Sheila, who was diagnosed with hypothyroidism seven years ago, set up Thyroid Patient Advocacy UK in July 2004 to fight the battle to get a natural porcine thyroid extract accepted by British Thyroid Association (BTA), so that NHS doctors would no longer be afraid to prescribe the unlicensed drug. The standard NHS treatment for the condition is a synthetic replacement hormone drug. But for some patients like Sheila it does not work. “I lost my hair, my eyebrows and eye lashes. I was immobile. There were times that I couldn’t move at, all the pain was so severe,” she said.

After doing some research she heard about natural porcine thyroid extract. A pig’s thyroid closely resembles a human one, so by taking extracts in pill form the lacking hormones will be replaced. The treatment is accepted in the US but in the UK the extract, called Armour Thyroid, remains unlicensed. When Sheila asked her GP and endocrinologist about Armour they refused to prescribe it, so she sought help privately. She paid £25 a month for the extract, and almost immediately felt the difference. “Nine days after taking it I just got up and went for a run in the car,” she said. “I felt absolutely brilliant. It was like a miracle and I’ve never looked back.”

She wrote to the Medicines and Healthcare Products Regulatory Agency (MHRA) and was told that the drug was safe to prescribe. She forwarded this to her doctors. Her endocrinologist was convinced and agreed to prescribe it for her, but her GP took her and husband Howard off their register. She has since found another GP who has agreed to prescribe Armour. “I decided that if this happened to me then it must be happening to others. I thought if I could change my endocrinologist’s mind then I could change the minds of others,” she said.

She sent her research to 760 NHS endocrinologists across the country and all 335 Primary Care Trusts (PCT). She has since convinced the BTA to agree that the extract was safe and more NHS doctors are now prescribing the treatment.
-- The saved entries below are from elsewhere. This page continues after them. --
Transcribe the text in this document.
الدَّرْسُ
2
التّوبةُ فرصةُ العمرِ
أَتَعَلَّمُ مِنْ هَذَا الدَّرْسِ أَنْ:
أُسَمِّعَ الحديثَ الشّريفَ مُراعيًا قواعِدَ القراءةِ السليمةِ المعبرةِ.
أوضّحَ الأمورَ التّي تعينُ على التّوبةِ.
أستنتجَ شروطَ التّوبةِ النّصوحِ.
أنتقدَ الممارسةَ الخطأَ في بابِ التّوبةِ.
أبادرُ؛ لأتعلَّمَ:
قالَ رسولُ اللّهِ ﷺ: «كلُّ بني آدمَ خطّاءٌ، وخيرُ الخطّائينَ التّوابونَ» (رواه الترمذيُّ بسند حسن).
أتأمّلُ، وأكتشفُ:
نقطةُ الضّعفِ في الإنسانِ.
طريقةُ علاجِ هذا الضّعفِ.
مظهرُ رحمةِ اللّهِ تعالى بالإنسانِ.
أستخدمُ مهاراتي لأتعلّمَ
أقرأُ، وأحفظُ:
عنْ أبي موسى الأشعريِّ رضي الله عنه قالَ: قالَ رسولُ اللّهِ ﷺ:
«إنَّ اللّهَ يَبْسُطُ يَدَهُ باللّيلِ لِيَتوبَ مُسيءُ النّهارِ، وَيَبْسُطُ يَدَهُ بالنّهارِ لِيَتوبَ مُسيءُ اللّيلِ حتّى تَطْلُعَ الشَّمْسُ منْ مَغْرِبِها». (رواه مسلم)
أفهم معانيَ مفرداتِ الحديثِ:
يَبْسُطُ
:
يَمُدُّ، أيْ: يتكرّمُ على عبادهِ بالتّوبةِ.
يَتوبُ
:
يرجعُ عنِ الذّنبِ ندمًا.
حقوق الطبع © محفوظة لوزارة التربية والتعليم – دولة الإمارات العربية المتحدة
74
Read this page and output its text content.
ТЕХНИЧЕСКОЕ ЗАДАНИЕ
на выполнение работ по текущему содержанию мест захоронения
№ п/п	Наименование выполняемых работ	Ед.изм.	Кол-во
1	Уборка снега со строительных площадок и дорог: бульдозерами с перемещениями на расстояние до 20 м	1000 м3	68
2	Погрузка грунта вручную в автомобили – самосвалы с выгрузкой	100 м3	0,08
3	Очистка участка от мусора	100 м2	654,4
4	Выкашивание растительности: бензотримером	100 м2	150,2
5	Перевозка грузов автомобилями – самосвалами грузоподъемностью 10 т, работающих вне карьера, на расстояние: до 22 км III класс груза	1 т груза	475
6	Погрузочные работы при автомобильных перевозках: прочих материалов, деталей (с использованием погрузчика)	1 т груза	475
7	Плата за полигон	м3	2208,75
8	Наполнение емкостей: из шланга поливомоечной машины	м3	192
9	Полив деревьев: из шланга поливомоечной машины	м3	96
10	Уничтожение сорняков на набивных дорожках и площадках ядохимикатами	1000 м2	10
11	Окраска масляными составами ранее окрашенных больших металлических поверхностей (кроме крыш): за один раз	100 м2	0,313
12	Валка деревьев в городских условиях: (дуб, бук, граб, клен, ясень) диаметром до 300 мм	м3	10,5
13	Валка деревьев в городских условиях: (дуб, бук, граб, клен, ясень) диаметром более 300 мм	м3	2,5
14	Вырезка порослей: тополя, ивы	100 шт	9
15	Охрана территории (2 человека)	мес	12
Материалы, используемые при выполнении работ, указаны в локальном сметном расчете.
Sheila said: “I’ve had so many emails from people saying things like they have been bedridden or in wheelchairs and after starting on piggy pills had been walking about and even gone back to work.” Sheila’s aim is to get every doctor in the world prescribing `piggy pills’.

She has now been awarded £5,000 from UnLtd Millennium Awards and hopes to compile the largest survey on hypothyroidism every produced. She urged those with hypothyroidism, or who thought they might be suffering from the condition, to visit the website at to take part in a survey. Sheila will attend the CSV awards ceremony, in London, as part of the Year of the Volunteer celebrations in January.